His jaw tightened. “Long enough.”
Before she could probe further, his phone rang. This time he pulled it out of his jacket pocket, seemingly relieved for the interruption. He looked at the screen, brow furrowed. Then he declined the call and began typing a message, thumbs flying across the small keyboard.
Meadow looked away from him to stare up at the stars twinkling like jewels in the night sky. She remembered watching Roots with her parents when she was a little girl. During the iconic scene where Kunta Kinte lifted his infant daughter to the night sky in the tradition of his ancestors, Meadow’s father told her he’d performed the same “blessing ritual” after she was born. She’d giggled at the time because all she could think of was Rafiki raising Simba to the heavens in The Lion King. To this day she couldn’t watch Roots or The Lion King without feeling sentimental.
“What’re you thinking about?”
She turned her head to meet Logan’s dark gaze. He’d put his phone away and was once agai
n leaning back with his arm slung over the back of the couch, one long leg stretched out in front of him as he studied her.
She gave him a musing smile. “Have you ever wondered about your ancestors? Who they were? Where they came from?”
“Hmm,” he murmured, stroking his bearded chin. “Sometimes.”
She shifted on the couch, turning to face him. “When you grow up without your biological parents, familial connections take on even more importance. It’s like…you want to establish your identity, but it’s hard because a big part of your identity is tied to the people who brought you into the world.” She bit her lip, toying with the straw in her drink. “Sometimes I feel like I’m losing pieces of myself. Pieces of my past. The older I get, the less I remember my parents. And it scares me.”
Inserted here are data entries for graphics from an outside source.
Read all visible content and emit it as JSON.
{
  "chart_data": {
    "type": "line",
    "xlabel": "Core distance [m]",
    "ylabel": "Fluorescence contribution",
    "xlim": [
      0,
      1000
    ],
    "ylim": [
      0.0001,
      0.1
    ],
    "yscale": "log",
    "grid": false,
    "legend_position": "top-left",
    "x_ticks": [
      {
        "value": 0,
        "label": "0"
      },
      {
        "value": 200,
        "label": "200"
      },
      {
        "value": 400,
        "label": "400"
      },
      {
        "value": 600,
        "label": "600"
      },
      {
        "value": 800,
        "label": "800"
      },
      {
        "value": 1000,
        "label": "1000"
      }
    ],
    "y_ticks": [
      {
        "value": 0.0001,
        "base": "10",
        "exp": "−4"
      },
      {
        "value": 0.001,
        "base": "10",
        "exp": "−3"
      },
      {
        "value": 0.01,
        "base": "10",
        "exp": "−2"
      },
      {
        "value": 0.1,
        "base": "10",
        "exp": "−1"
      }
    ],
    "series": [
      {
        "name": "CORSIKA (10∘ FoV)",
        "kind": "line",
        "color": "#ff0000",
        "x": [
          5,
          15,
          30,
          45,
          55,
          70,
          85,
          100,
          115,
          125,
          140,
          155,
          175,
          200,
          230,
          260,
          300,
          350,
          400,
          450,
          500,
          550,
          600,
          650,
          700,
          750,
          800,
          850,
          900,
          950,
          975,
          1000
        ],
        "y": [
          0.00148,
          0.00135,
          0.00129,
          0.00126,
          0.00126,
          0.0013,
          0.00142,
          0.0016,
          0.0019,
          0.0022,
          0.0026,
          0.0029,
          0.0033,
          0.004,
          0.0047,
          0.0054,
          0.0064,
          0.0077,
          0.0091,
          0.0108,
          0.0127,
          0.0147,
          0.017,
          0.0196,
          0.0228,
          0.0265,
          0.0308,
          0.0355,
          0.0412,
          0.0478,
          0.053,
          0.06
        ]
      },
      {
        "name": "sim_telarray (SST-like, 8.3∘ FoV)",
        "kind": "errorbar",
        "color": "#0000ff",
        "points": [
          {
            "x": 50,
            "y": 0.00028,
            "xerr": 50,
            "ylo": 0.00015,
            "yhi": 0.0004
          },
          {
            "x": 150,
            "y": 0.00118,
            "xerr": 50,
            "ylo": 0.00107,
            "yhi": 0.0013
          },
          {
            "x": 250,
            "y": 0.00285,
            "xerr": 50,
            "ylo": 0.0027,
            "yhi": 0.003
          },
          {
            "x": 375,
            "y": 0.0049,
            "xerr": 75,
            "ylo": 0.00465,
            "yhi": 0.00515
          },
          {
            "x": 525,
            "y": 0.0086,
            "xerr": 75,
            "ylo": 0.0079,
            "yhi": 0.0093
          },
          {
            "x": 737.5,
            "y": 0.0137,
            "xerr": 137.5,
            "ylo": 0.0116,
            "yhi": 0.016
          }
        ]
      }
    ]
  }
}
Logan was silent, those hooded eyes watching her so intently she felt seared to her soul.
“Do you ever feel like that?” she whispered.
“Actually,” he said quietly, “I remember my mother more than I want to. I was so young when she left, yet every memory of her is indelibly imprinted on my mind. And, yes, that scares the hell out of me.”
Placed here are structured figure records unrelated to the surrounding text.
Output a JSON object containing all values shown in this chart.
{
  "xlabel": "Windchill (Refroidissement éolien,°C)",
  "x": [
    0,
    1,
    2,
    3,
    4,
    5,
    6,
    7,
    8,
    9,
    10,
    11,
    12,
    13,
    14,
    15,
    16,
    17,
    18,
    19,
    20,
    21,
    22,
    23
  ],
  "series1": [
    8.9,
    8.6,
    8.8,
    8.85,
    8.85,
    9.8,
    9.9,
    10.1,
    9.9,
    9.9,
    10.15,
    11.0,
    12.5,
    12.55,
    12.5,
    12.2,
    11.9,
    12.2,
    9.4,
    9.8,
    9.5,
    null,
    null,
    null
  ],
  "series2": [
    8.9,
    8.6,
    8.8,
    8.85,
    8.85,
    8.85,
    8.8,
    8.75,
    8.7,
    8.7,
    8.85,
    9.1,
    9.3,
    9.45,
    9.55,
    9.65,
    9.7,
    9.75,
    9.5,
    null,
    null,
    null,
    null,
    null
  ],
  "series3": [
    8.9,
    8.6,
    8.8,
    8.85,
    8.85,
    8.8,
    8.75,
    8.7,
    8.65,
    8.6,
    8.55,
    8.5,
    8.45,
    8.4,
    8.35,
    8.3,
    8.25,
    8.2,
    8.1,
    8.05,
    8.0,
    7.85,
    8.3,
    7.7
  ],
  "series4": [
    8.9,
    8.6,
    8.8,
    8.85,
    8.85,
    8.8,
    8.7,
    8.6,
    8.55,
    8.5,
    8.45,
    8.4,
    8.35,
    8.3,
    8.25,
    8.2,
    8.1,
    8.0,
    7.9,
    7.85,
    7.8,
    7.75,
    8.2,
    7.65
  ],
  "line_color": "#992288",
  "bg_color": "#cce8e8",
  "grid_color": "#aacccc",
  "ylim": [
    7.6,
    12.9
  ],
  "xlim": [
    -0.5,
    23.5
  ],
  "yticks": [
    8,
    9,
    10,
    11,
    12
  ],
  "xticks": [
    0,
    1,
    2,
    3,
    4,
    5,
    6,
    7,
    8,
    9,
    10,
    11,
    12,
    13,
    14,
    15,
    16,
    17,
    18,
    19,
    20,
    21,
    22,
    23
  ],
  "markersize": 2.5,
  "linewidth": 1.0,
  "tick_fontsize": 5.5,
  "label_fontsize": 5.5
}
Meadow held his gaze as an odd tightness gripped her throat, leaving her slightly breathless. She’d never felt more connected to another human being. It was both terrifying and comforting.
She lowered her eyes to take a long sip of her drink. “Did she tell you anything about your father? His name? Where he was from?”
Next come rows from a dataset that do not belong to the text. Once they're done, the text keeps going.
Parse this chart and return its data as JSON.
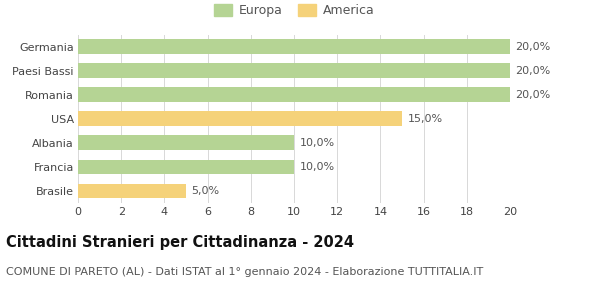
{
  "categories": [
    "Germania",
    "Paesi Bassi",
    "Romania",
    "USA",
    "Albania",
    "Francia",
    "Brasile"
  ],
  "values": [
    20.0,
    20.0,
    20.0,
    15.0,
    10.0,
    10.0,
    5.0
  ],
  "colors": [
    "#b5d494",
    "#b5d494",
    "#b5d494",
    "#f5d27a",
    "#b5d494",
    "#b5d494",
    "#f5d27a"
  ],
  "bar_labels": [
    "20,0%",
    "20,0%",
    "20,0%",
    "15,0%",
    "10,0%",
    "10,0%",
    "5,0%"
  ],
  "legend_labels": [
    "Europa",
    "America"
  ],
  "legend_colors": [
    "#b5d494",
    "#f5d27a"
  ],
  "title": "Cittadini Stranieri per Cittadinanza - 2024",
  "subtitle": "COMUNE DI PARETO (AL) - Dati ISTAT al 1° gennaio 2024 - Elaborazione TUTTITALIA.IT",
  "xlim": [
    0,
    20
  ],
  "xticks": [
    0,
    2,
    4,
    6,
    8,
    10,
    12,
    14,
    16,
    18,
    20
  ],
  "background_color": "#ffffff",
  "grid_color": "#d8d8d8",
  "bar_height": 0.62,
  "title_fontsize": 10.5,
  "subtitle_fontsize": 8,
  "label_fontsize": 8,
  "tick_fontsize": 8,
  "legend_fontsize": 9
}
Logan’s hand clenched on his thigh. She glanced up at him, seeing the hardness in his eyes before he looked away. “She didn’t talk about him much,” he said brusquely. “She told me his name was Lucien Brassard and he was from Ontario—”
“Really? Your father was Canadian?”
Logan nodded curtly, staring down at the fire pit. “I was born in Toronto. That’s where my mother was going to school when she met my father. After she gave birth to me, she tried to get in touch with him one more time. She was hoping he’d take one look at me and do the right thing.” His lips twisted bitterly. “The son of a bitch wanted nothing to do with us. So she dropped out of school, went back home and got a job.”
Meadow’s heart swelled with compassion as she pictured his young mother, discarded and left to fend for herself. She could only imagine how scared and desperate she must have felt. So desperate that she would abandon her own child five years later.